Yo vengo a sugerirles la obra de dos directores a los que Scorsese, profundo admirador de sus películas, ha dedicado un reciente documental: Michael Powell y Emeric Pressburger. Powell y Pressburger, inglés y austrohúngaro, formaron uno de los más importantes binomios de la historia del cine. (Mi amigo Arturo Hacha, presentador del podcast de cine Anochece que no es poco, dice que el nombre ideal para una hamburguesería sería ese: Powell y Pressburger.)
Descubrí a Powell y Pressburger en una lista de grandes películas que encontré en un perdido blog de cine, confeccionada por Paul Schrader, el atormentado guionista de Taxi Driver. Allí colocó Las zapatillas rojas, la trágica historia de una bailarina que se debate entre su amor por un joven compositor y su carrera como estrella del ballet. Es un cuento clásico de Andersen, parodiado incluso en Los Simpson, y su adaptación al cine resulta hoy algo trasnochada y alienígena, hija de un tiempo muy distinto al nuestro, muy lejano y, a veces, muy añorado, lleno de entusiasmo, de colores satinados, de sobrecogimiento. La he visto cuatro o cinco veces, la última en la sala Azcona de la Cineteca de Madrid, esa especie de caja de mimbre gigante en la que todo adquiere un tinte levemente mágico. Sobra decir que es una de mis películas favoritas.
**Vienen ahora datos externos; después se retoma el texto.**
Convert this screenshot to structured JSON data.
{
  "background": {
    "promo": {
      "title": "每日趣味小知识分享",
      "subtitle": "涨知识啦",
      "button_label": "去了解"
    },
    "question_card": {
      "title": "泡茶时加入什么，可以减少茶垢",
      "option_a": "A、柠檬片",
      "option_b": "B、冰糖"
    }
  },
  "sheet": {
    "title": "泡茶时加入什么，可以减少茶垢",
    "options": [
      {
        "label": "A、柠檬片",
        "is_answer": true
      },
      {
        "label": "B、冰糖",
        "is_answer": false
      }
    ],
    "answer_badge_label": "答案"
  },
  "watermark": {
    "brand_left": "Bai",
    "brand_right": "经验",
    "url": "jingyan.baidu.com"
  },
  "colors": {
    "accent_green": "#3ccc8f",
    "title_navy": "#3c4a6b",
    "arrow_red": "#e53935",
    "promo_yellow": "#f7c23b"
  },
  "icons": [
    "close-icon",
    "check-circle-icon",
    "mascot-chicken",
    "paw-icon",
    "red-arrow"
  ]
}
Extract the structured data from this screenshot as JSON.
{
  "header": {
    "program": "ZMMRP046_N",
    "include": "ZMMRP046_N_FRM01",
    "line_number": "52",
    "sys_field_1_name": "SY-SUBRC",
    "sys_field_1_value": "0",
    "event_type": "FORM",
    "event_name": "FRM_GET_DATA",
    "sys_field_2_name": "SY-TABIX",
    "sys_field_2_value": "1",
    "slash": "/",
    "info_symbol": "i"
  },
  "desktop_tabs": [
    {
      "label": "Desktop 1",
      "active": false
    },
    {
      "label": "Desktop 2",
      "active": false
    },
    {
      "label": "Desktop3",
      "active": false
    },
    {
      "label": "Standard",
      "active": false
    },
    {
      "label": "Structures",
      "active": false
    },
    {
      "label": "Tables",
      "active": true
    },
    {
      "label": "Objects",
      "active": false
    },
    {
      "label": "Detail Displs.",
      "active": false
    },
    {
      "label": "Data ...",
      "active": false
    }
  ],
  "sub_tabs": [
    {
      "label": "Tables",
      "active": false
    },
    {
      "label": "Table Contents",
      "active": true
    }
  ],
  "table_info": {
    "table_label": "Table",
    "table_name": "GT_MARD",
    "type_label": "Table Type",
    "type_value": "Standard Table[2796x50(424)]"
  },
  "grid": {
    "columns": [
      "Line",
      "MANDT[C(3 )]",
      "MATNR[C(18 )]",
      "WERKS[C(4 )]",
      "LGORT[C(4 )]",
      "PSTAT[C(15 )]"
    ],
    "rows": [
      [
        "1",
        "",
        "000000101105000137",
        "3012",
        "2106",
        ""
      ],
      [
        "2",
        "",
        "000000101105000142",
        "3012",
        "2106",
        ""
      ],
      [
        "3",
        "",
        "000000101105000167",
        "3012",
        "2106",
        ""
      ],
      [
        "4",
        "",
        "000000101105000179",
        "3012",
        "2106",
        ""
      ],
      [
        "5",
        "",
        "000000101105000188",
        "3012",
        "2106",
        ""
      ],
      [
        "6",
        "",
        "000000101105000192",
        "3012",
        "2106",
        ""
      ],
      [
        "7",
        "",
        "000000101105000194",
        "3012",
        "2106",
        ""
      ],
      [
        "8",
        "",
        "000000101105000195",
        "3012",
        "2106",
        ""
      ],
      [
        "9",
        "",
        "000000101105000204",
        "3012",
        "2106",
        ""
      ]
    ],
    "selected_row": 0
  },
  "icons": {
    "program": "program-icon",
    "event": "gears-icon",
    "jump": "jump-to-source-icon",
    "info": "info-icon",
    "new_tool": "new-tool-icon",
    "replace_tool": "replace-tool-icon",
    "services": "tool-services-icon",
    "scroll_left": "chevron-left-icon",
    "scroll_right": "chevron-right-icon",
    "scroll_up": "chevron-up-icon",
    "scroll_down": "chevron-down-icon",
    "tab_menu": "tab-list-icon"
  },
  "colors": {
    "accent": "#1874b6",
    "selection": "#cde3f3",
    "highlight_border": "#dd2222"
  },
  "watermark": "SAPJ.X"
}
La obra de estos dos hijos de un mundo ya muerto está bañada de un sentimiento religioso de la vida y de la muerte y la belleza. En todos sus filmes hay, al menos, un momento de arrobo o de revelación, y en los de color, como Narciso negro o Vida y muerte del coronel Blimp, los blancos, los azules o los rojos estallan al modo en que lo hacen en otra de las grandes películas de su época: El río, de Renoir. La suya es, en fin, una forma de hacer cine llena de juegos de luz y trucajes, artesanal e inquieta y perdida quizás para siempre.
Si tienen cuenta en Filmin y tienen también ganas de hacerme caso, prueben a pasar una de estas noches de calor imposible a la fresca lumbre de alguna de estas viejas películas, tan raras, tan aburridas, tan inolvidables.